BACK IN THE LEARNING SADDLE

It’s been a while since I’ve written to my learning blog – for those who have followed me and others curious – I’ve been working on the marketing side of things for a bit.

Most importantly taking distance from learning – and especially elearning – has allow me the perspective about how and why learning now looks the way it does.

I don’t mean this to be critical – just observing the state of the art – my most fearful prognostications have come true. For instance – the ubiquitous application of – what I call PowerPointBasedTools has had two effects. Firstly, the line between a learning designer and learning developer has been eradicated. The special knowledge and deep understanding about how to drive knowledge, skills and behaviors is – to my eye – given way to a single person.

By evidence, just look at the any jobs board for instructional or learning designer. If you can’t run Captivate et.al. you won’t find work nor land opportunities. So what you might say…2 skills for the price of one. Except that won’t carry water. Those of us brought up in the learning era built the strategies and content then handed the material off to specialists with whom they would work to build the most powerful expression of information possible. Developers who had the technical skills to program had serious backgrounds – or access to graphic designers. Thus the content was not only solid – it was delivered by real pros.

Just take a look back for a moment – those of you who have access to history – when desktop publishing programs hit the street. Everyone in the office became a de facto graphic designer and some really bad stuff was passed off as good enough. From birthday party announcements to client ready documents were produced by the same hands and in too many cases from those who had no graphic design training but could use PageMaker. (Boy am I dating myself).  Well shoot forward twenty years and that’s too often the state of elearning. Just look at the preparatory courses offered in higher ed under the heading of communications or online communications or the equivalents. The emphasis is not on how and why people learn but on how to use the tool to drop in content in a logical order using templates, etc.

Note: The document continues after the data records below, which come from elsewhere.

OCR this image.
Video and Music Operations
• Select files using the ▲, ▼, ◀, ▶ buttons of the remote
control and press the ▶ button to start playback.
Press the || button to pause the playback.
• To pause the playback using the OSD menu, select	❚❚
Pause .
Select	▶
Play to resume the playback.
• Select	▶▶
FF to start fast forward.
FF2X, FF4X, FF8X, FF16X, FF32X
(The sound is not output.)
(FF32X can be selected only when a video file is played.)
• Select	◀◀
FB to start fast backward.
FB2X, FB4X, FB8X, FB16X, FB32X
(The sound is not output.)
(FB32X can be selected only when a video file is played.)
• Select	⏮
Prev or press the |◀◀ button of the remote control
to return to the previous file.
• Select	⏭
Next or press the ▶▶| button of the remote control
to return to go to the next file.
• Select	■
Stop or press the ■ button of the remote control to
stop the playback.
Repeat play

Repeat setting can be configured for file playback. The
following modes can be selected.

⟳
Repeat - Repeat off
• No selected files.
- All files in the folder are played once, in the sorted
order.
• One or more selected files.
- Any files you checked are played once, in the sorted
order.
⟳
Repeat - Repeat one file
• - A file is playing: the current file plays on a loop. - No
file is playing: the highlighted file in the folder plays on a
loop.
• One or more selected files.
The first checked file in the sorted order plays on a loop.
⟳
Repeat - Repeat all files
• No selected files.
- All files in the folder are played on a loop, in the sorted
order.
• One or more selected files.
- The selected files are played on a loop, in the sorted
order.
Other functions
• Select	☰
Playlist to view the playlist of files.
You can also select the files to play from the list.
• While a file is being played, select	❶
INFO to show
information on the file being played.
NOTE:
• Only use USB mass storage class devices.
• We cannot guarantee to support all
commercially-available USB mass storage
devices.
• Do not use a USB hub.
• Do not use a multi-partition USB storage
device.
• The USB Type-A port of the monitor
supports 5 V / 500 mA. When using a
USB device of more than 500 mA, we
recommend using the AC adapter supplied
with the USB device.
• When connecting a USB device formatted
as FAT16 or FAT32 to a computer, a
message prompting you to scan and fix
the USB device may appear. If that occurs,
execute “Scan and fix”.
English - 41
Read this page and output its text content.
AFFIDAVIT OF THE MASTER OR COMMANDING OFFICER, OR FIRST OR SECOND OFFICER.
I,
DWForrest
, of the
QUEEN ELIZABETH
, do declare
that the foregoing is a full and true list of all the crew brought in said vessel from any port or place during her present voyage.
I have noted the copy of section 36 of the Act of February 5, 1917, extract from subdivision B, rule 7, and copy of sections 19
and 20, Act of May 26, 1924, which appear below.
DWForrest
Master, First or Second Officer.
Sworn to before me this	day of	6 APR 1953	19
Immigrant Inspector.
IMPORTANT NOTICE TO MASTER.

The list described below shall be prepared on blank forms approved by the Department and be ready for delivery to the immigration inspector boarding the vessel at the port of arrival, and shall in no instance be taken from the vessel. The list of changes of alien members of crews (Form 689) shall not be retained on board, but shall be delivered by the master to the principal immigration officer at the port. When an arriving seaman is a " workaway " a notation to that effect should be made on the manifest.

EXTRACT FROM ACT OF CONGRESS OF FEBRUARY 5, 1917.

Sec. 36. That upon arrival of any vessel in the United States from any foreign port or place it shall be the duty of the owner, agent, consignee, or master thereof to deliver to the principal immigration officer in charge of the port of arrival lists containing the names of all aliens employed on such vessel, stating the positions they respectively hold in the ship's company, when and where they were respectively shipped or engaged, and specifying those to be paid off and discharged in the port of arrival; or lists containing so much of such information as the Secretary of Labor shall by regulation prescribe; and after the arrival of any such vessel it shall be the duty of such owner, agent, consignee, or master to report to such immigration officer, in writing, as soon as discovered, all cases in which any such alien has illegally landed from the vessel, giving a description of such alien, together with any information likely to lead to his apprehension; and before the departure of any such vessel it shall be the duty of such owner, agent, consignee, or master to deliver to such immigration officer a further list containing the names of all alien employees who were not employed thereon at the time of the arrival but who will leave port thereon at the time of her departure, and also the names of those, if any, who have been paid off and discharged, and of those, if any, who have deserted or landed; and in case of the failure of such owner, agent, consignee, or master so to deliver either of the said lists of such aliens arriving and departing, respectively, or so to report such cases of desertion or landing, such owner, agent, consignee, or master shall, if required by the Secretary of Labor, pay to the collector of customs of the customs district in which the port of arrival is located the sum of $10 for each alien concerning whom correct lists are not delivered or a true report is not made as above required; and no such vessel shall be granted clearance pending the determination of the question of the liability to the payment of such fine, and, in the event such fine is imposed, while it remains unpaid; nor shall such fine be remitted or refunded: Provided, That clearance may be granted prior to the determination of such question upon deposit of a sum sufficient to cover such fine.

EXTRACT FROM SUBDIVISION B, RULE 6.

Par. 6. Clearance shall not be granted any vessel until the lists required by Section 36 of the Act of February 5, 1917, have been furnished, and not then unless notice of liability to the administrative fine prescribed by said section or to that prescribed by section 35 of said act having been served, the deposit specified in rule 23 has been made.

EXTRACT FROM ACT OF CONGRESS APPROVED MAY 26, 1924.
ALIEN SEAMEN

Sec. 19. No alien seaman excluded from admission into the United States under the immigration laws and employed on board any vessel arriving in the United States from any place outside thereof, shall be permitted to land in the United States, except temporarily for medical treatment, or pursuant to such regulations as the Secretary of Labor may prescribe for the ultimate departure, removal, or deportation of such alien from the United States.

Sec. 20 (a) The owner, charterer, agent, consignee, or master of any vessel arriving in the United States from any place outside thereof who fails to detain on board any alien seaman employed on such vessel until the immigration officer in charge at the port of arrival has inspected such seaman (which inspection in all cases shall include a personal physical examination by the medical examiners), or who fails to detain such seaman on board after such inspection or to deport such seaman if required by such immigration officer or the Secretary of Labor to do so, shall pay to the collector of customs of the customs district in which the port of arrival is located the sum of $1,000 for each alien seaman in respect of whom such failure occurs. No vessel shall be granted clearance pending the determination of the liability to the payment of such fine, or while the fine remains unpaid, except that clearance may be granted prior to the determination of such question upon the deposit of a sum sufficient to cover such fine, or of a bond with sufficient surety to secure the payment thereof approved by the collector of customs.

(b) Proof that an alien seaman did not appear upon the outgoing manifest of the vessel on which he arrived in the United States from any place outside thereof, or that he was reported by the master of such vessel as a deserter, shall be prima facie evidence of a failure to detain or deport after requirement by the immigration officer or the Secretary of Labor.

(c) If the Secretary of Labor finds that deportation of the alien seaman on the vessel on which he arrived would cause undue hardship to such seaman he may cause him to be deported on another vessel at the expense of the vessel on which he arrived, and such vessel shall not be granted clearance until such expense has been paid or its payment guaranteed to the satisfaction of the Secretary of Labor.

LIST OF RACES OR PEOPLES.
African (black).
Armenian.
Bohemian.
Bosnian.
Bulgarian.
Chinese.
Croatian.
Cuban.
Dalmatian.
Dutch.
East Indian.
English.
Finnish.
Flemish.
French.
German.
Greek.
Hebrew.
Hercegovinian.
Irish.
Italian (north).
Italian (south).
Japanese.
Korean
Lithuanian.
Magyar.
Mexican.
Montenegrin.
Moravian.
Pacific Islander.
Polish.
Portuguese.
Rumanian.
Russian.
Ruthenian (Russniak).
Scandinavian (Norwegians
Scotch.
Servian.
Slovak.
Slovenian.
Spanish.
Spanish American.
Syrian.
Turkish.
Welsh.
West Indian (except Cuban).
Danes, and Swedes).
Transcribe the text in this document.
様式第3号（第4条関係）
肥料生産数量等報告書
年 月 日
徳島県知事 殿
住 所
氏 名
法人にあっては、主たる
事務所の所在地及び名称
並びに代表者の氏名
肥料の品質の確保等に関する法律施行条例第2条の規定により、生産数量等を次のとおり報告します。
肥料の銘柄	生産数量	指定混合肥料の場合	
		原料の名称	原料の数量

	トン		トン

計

The second aspect to consider it the limitations of customization – though getting better – of these PowerPointBasedTools. The freedom to build learning in a non-contextual or inductive way has been pushed aside to purely deductive and linear development. There is a structure to these tools that my former team members working in – say Flash, HTML, CSS – were rarely constricted. Take apart Articulate for example and try to make it do something not designed into the template structure. Yes, there are work arounds and I;ve seen them done, but the need to conform to very formal template frames and defaults make it a chore. So, where is the benefit. Well, just like PageMaker, learn to use the tool, get your content from the provider and make it fit. I know I’m simplifying here but the point needn’t be made with a hammer.

So I’m on a project now for a worldwide client whose online learning is locked into one of these tools. And why – it’s cheaper, faster and what I call “good enough” learning. While the economics have driven online learning in the direction of pre-packaged tools only the largest projects with very special content gets the full house treatment. That is where a learning designer guides a team of developers to build something much more custom and, I believe more exciting, more compelling and hopefully a more dynamic experience.

In the end, it’s firstly what will make the learning experience compelling especially in our hyper digital online all the time environment – so much stuff flashing before us how can we pay attention to one true thing? And most critically, can custom designing yield a better result – more satisfied learners who excited by the experience have a greater take away and thus better overall results for individuals and their corporate bottom line?

Anyway, thanks for reading. Hopefully I’ll get back here more often with stories from the real world of learning design. As always I welcome your comments.